Estrategistas do Goldman Sachs reafirmaram que o Brasil continua sendo seu mercado acionário preferido na América Latina, mantendo recomendação 'overweight' (exposição acima da média do mercado, equivalente à compra) no portfólio de mercados emergentes. Em relatório a clientes divulgado nesta quarta-feira, os analistas destacaram que, aos níveis atuais, as ações brasileiras são negociadas a cerca de 8 vezes o lucro projetado para os próximos 12 meses (P/L futuro), um patamar considerado barato tanto em relação às taxas de juros de longo prazo quanto aos padrões observados em ciclos anteriores de queda de juros.

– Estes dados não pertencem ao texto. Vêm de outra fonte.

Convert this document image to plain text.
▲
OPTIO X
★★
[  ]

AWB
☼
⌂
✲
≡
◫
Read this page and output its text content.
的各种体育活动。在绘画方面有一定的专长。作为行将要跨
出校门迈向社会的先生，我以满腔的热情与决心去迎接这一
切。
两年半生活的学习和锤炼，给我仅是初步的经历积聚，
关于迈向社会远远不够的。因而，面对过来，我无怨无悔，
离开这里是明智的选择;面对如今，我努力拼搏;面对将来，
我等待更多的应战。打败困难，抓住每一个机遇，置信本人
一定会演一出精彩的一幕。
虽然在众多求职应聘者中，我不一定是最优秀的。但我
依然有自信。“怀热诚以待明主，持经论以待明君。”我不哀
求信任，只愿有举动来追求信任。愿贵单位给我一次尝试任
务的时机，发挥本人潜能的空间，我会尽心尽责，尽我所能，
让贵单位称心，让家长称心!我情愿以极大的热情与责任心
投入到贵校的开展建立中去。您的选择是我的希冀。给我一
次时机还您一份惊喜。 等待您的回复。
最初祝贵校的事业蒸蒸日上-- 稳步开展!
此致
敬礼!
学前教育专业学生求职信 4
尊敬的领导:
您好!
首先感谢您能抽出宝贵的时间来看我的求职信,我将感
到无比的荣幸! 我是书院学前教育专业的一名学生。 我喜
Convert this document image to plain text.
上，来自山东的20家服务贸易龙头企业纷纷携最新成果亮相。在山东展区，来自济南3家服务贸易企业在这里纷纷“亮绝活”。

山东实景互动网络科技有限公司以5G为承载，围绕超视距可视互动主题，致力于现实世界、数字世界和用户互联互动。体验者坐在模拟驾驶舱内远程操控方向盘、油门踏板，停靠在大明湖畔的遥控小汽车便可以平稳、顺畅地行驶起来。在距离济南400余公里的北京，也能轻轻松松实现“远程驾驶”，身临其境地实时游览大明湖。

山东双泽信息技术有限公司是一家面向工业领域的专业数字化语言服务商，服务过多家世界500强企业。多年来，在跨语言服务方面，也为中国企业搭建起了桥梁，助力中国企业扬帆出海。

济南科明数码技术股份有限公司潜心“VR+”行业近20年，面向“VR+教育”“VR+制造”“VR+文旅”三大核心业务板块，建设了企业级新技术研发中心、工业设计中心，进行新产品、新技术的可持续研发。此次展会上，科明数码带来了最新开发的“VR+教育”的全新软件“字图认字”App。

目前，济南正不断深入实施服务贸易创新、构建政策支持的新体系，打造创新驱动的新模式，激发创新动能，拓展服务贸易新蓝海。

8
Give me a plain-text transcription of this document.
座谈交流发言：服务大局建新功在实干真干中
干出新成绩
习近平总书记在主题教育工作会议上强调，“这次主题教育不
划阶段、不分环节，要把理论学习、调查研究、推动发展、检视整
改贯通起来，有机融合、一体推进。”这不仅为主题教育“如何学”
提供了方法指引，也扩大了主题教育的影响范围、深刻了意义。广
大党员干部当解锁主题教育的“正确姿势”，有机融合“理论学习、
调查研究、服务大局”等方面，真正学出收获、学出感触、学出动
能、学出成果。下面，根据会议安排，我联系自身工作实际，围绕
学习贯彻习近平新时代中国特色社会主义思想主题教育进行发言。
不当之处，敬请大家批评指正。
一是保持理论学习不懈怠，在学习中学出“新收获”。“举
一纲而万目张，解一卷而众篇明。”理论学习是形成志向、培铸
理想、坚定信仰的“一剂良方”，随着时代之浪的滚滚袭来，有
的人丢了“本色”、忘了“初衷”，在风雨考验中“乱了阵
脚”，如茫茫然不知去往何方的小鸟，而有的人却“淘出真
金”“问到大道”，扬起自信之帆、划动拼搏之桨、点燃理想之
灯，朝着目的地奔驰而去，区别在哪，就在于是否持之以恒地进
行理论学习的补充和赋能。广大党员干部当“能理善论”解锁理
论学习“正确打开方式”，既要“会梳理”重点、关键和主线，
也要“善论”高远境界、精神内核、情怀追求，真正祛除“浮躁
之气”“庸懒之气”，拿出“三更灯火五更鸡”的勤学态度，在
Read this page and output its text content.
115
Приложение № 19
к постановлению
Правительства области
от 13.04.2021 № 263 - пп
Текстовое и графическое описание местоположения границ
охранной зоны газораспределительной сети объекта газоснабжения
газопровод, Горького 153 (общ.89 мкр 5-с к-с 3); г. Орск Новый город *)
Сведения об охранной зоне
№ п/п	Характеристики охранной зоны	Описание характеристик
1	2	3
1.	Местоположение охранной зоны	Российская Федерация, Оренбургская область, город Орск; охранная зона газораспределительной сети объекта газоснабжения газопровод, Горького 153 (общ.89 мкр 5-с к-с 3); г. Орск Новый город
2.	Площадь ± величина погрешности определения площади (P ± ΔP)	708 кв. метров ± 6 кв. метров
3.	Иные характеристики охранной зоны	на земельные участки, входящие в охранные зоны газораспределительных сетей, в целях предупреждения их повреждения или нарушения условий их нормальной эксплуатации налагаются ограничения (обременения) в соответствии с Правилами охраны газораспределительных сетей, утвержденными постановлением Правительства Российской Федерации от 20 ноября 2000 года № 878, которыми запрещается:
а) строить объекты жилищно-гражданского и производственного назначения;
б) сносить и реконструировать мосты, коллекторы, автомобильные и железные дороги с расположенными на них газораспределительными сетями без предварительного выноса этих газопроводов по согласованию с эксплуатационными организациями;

Volatilidade eleitoral e setores sensíveis a juros
Embora a volatilidade possa aumentar no segundo semestre com a aproximação das eleições presidenciais, qualquer alívio na reprecificação mais agressiva das expectativas para os juros, decorrente da redução dos preços de energia, tende a favorecer as ações domésticas mais sensíveis aos juros. Esses papéis acumulam queda no ano e ainda estão cerca de 20% abaixo dos níveis anteriores ao conflito no Oriente Médio, segundo o relatório assinado por Sunil Koul, Kamakshya Trivedi, Timothy Moe, Tarun Lalwani e Mambuna Njie.
Desempenho do Ibovespa e fatores macroeconômicos
A equipe de estratégia de ações de mercados emergentes do banco norte-americano destacou que o Ibovespa teve desempenho forte no início do ano, impulsionado pela entrada de investidores estrangeiros, acumulando valorização de mais de 20% até meados de abril. O início do ciclo de cortes de juros pelo Banco Central em março endossou o movimento, favorecendo especialmente setores mais sensíveis às taxas de juros. Em seguida, o setor de energia ganhou força com a elevação dos preços do petróleo devido à guerra entre Estados Unidos e Irã, beneficiando exportadoras da commodity.
Desde abril, porém, o mercado devolveu a maior parte desses ganhos, com alta no ano agora em menos de 7%. O Goldman Sachs atribui essa correção a preocupações macroeconômicas, entre elas a perspectiva de um ciclo de afrouxamento monetário mais curto do que o esperado. Atualmente, o mercado de juros precifica nenhuma redução da taxa nos próximos 12 meses, ante cerca de 300 pontos-base de cortes esperados antes do conflito. O aumento da incerteza política com as eleições de outubro e a reversão dos fluxos para o setor de energia após a queda dos preços do petróleo também são citados no relatório.
Recomendações de curto prazo e cenário para América Latina
No curto prazo, os estrategistas sugerem que os investidores se posicionem em empresas domésticas cíclicas de alta qualidade, como bancos defensivos, empresas de serviços de utilidade pública, operadoras de telecomunicações, companhias do setor imobiliário voltadas para a baixa renda e algumas varejistas consideradas baratas. 'Acreditamos que essas empresas apresentam fundamentos sólidos, independentemente do resultado das eleições', afirmaram.
Na América Latina, o Goldman Sachs mantém posição neutra para o México, citando cenário de crescimento fraco tanto macroeconômico quanto microeconômico. 'Além disso, o ambiente para investimentos deve continuar sendo afetado por incertezas internas e externas, especialmente em relação aos rumos da política comercial dos Estados Unidos e à revisão do acordo comercial USMCA', destacaram. Para a Colômbia, a posição também é neutra, apesar do resultado eleitoral considerado favorável ao mercado no início do mês. 'Avaliamos que o mercado acionário colombiano permanece vulnerável a uma correção após a forte alta registrada antes da eleição, em um contexto de retomada do ciclo de alta dos juros e de preocupações fiscais de médio prazo, agravadas pelos riscos de implementação das políticas do novo governo', concluíram.